The regression results of Specification II basically confirms previous evidence, and the magnitude of the coefficient is fairly similar (the standardised coefficient of knowledge stock is equal to −0.34). This phenomenon also suggests that employing a broader concept of technical change does not alter previous evidence. This is not an obvious result, considering that total knowledge stock also includes brown patents, which might have a negative effect on emissions if they increase the value added of pollution-intense sectors. (See Aghion et al. 2012, for a discussion of brown and green patents and their effect on the environment.)

Specifications III and IV show that the aggregate results also hold when splitting the full data set into the two subsamples of Northern and Southern regions of Italy. In this case, the primary evidence does not change, but the magnitude of the effects is much stronger in the South, where 1 standard deviation increase in the green knowledge stock leads to an increase in the dependent variable equal to 1.9 standard deviations, whereas the effect in the North is very similar to the national average.Footnote 8 This latter result—particularly if compared to the descriptive statistics of Figs. 1, 2, 3 and 4, which highlighted how the South tends to have a lower patent propensity—suggests that in these areas, even a small marginal increase in knowledge formation can have a strong effect on environmental productivity. Finally, the main evidence also holds in Specification V, where we interacted the Green K Stock with a north dummy. Interestingly the result confirms that the effect is much stronger for southern regions.

5 Conclusions

This paper has carefully examined primary main factors that may influence CO2 emissions according to the IPAT/STIRPAT framework exploiting an original dataset that covers 95 Italian provinces over the years 1990–2010.

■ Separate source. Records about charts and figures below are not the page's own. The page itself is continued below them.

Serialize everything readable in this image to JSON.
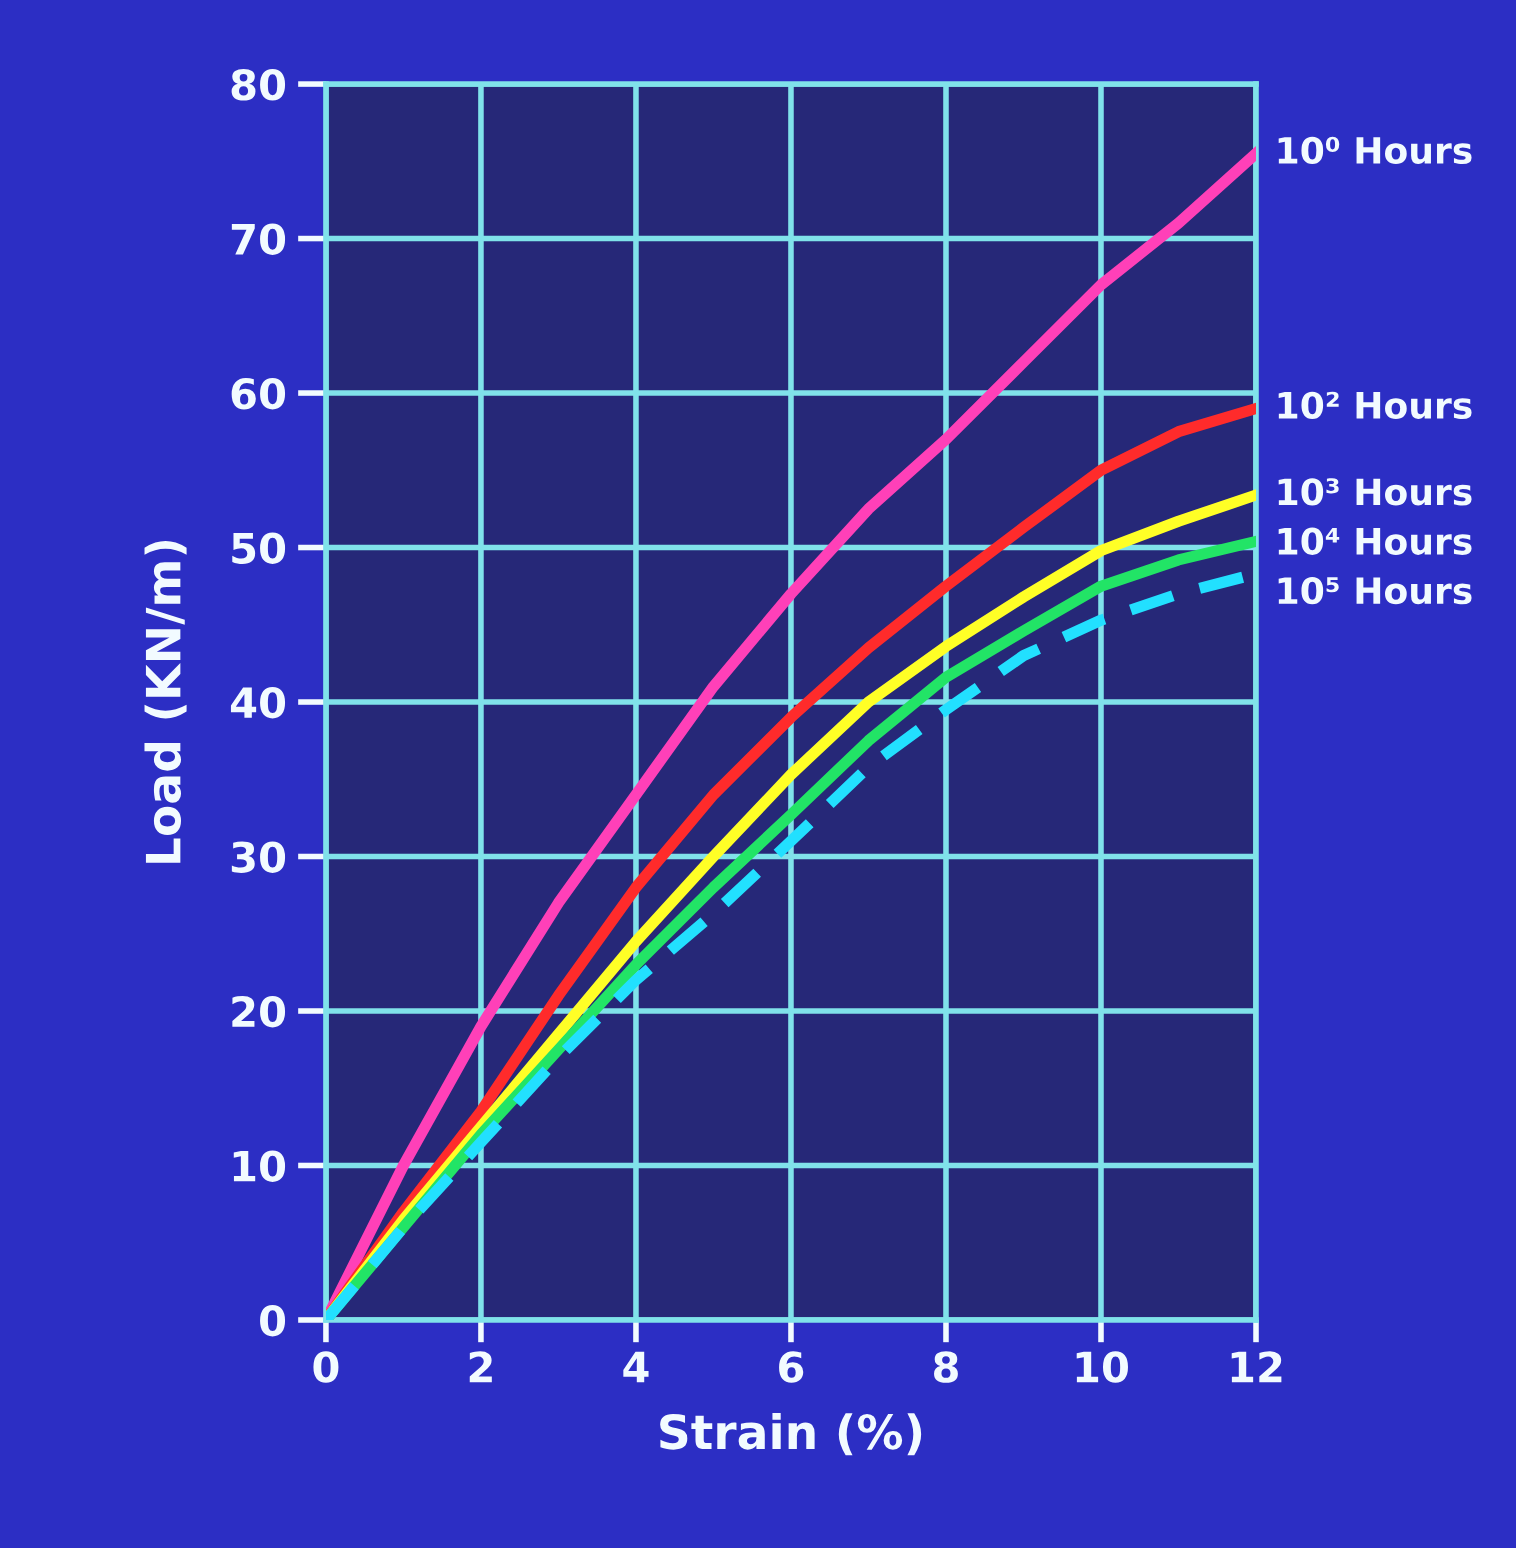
{
  "chart_data": {
    "type": "line",
    "xlabel": "Strain (%)",
    "ylabel": "Load (KN/m)",
    "x": [
      0,
      1,
      2,
      3,
      4,
      5,
      6,
      7,
      8,
      9,
      10,
      11,
      12
    ],
    "series": [
      {
        "name": "10⁰ Hours",
        "color": "#ff40b8",
        "values": [
          0,
          10,
          19,
          27,
          34,
          41,
          47,
          52.5,
          57,
          62,
          67,
          71,
          75.5
        ]
      },
      {
        "name": "10² Hours",
        "color": "#ff2b2b",
        "values": [
          0,
          7,
          13.5,
          21,
          28,
          34,
          39,
          43.5,
          47.5,
          51.3,
          55,
          57.5,
          59
        ]
      },
      {
        "name": "10³ Hours",
        "color": "#ffff26",
        "values": [
          0,
          6.5,
          12.5,
          18.5,
          24.5,
          30,
          35.3,
          40,
          43.6,
          46.8,
          49.8,
          51.7,
          53.4
        ]
      },
      {
        "name": "10⁴ Hours",
        "color": "#22e466",
        "values": [
          0,
          6,
          12,
          17.5,
          23,
          28,
          32.7,
          37.5,
          41.6,
          44.6,
          47.5,
          49.2,
          50.4
        ]
      },
      {
        "name": "10⁵ Hours",
        "color": "#22e0ff",
        "line_style": "dashed",
        "values": [
          0,
          6,
          11.5,
          17,
          22,
          26.3,
          31,
          35.8,
          39.5,
          43,
          45.3,
          47,
          48.3
        ]
      }
    ],
    "xlim": [
      0,
      12
    ],
    "xticks": [
      0,
      2,
      4,
      6,
      8,
      10,
      12
    ],
    "ylim": [
      0,
      80
    ],
    "yticks": [
      0,
      10,
      20,
      30,
      40,
      50,
      60,
      70,
      80
    ],
    "grid": true
  }
}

The primary evidence shows that the stock of green patents did not exert a significant effect on CO2 reduction in Italy; instead, it improved overall environmental productivity. On the contrary, the growth in the scale of the economy, proxied here by Value Added, slowed environmental productivity by exerting more pressure on the environment. Overall, this evidence suggests that technology has not yet played a significant role in promoting environmental protection, although a scale effect seems to prevail. Notably, however, green technological change is positively correlated with environmental productivity, and this correlation is stronger in the South, which suggests that some technological effects are emerging in the country.